Stochastic Gauss-Newton Algorithms for Nonconvex Compositional Optimization
This work addresses optimization challenges in machine learning and statistics, but it is incremental as it extends existing Gauss-Newton methods to stochastic settings with new complexity bounds.
The authors tackled nonconvex stochastic compositional optimization problems by developing two stochastic Gauss-Newton algorithms, achieving an O(ε⁻²) iteration complexity for finding stationary points in expectation and with high probability, and establishing the first global stochastic oracle complexity for such methods.

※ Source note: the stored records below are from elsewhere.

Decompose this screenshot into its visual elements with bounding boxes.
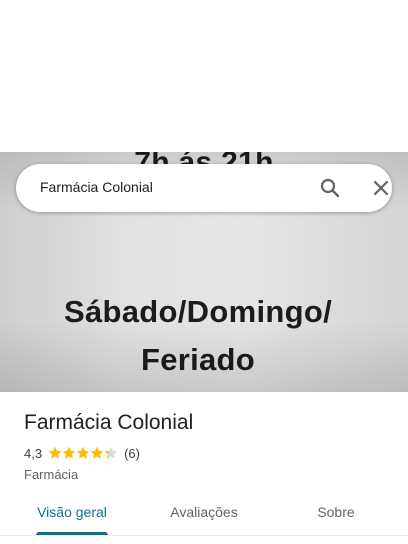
tab-reviews[interactable]: Avaliações [156, 504, 252, 520]
star-icon [48, 446, 62, 459]
rating-row[interactable]: 4,3 (6) [24, 445, 384, 461]
search-input[interactable]: Farmácia Colonial [40, 179, 153, 195]
search-bar[interactable]: Farmácia Colonial [16, 164, 392, 212]
tab-divider [0, 535, 408, 536]
star-icon [90, 446, 104, 459]
place-name: Farmácia Colonial [24, 411, 194, 434]
star-icon [62, 446, 76, 459]
review-count[interactable]: (6) [124, 446, 140, 461]
star-icon [76, 446, 90, 459]
star-rating [48, 446, 118, 460]
search-icon[interactable] [318, 176, 342, 200]
photo-sign-line1: Sábado/Domingo/ [64, 294, 332, 329]
close-icon[interactable] [369, 176, 393, 200]
place-tabs: Visão geral Avaliações Sobre [0, 496, 408, 536]
place-category: Farmácia [24, 467, 79, 482]
rating-value: 4,3 [24, 445, 43, 461]
photo-sign-line2: Feriado [140, 342, 256, 377]
star-icon [104, 446, 118, 459]
tab-overview[interactable]: Visão geral [24, 504, 120, 520]
place-info: Farmácia Colonial 4,3 (6) Farmácia [24, 410, 384, 482]
tab-about[interactable]: Sobre [296, 504, 376, 520]
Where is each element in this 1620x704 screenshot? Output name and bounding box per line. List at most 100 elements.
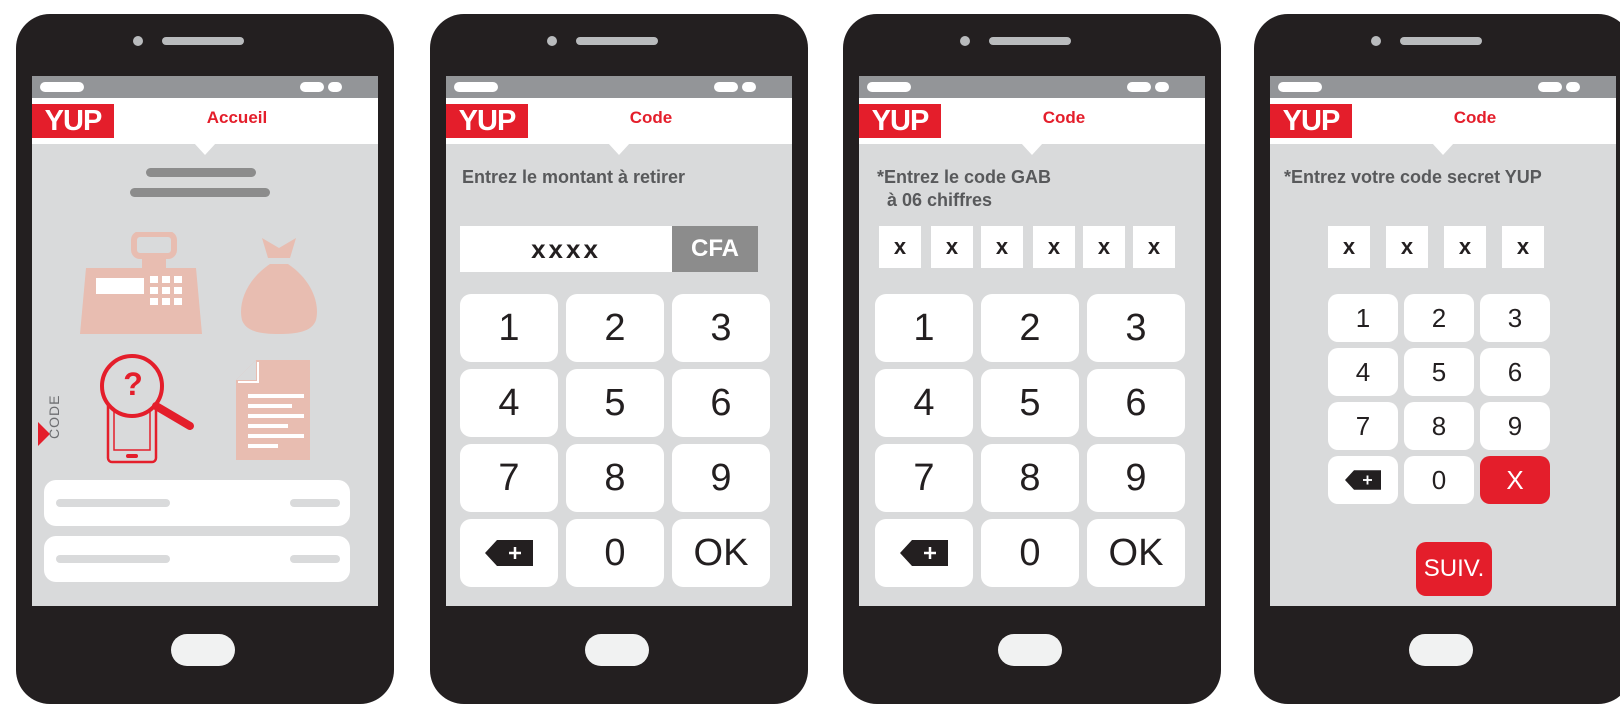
home-hardware-button[interactable]	[998, 634, 1062, 666]
status-bar	[32, 76, 378, 98]
phone-home: YUP Accueil ? CODE	[16, 14, 394, 704]
amount-prompt: Entrez le montant à retirer	[462, 167, 686, 187]
code-digit-4[interactable]: x	[1033, 226, 1075, 268]
heading-placeholder-1	[146, 168, 256, 177]
key-3[interactable]: 3	[672, 294, 770, 362]
key-9[interactable]: 9	[672, 444, 770, 512]
app-bar: YUP Code	[446, 98, 792, 144]
key-2[interactable]: 2	[981, 294, 1079, 362]
secret-digit-2[interactable]: x	[1386, 226, 1428, 268]
code-digit-5[interactable]: x	[1083, 226, 1125, 268]
key-5[interactable]: 5	[1404, 348, 1474, 396]
status-pill-left	[40, 82, 84, 92]
key-2[interactable]: 2	[566, 294, 664, 362]
status-pill-right-b	[328, 82, 342, 92]
backspace-icon	[1345, 470, 1381, 490]
amount-content: Entrez le montant à retirer xxxx CFA 1 2…	[446, 143, 792, 606]
secret-code-prompt: *Entrez votre code secret YUP	[1284, 167, 1542, 187]
page-title: Code	[1042, 108, 1086, 127]
key-1[interactable]: 1	[875, 294, 973, 362]
money-bag-icon[interactable]	[238, 234, 320, 336]
code-digit-2[interactable]: x	[931, 226, 973, 268]
key-8[interactable]: 8	[981, 444, 1079, 512]
page-title: Code	[1453, 108, 1497, 127]
status-pill-right-a	[300, 82, 324, 92]
key-6[interactable]: 6	[1480, 348, 1550, 396]
next-button[interactable]: SUIV.	[1416, 542, 1492, 596]
cancel-key[interactable]: X	[1480, 456, 1550, 504]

We develop two new stochastic Gauss-Newton algorithms for solving a class of non-convex stochastic compositional optimization problems frequently arising in practice. We consider both the expectation and finite-sum settings under standard assumptions, and use both classical stochastic and SARAH estimators for approximating function values and Jacobians. In the expectation case, we establish $\mathcal{O}(\varepsilon^{-2})$ iteration-complexity to achieve a stationary point in expectation and estimate the total number of stochastic oracle calls for both function value and its Jacobian, where $\varepsilon$ is a desired accuracy. In the finite sum case, we also estimate $\mathcal{O}(\varepsilon^{-2})$ iteration-complexity and the total oracle calls with high probability. To our best knowledge, this is the first time such global stochastic oracle complexity is established for stochastic Gauss-Newton methods. Finally, we illustrate our theoretical results via two numerical examples on both synthetic and real datasets.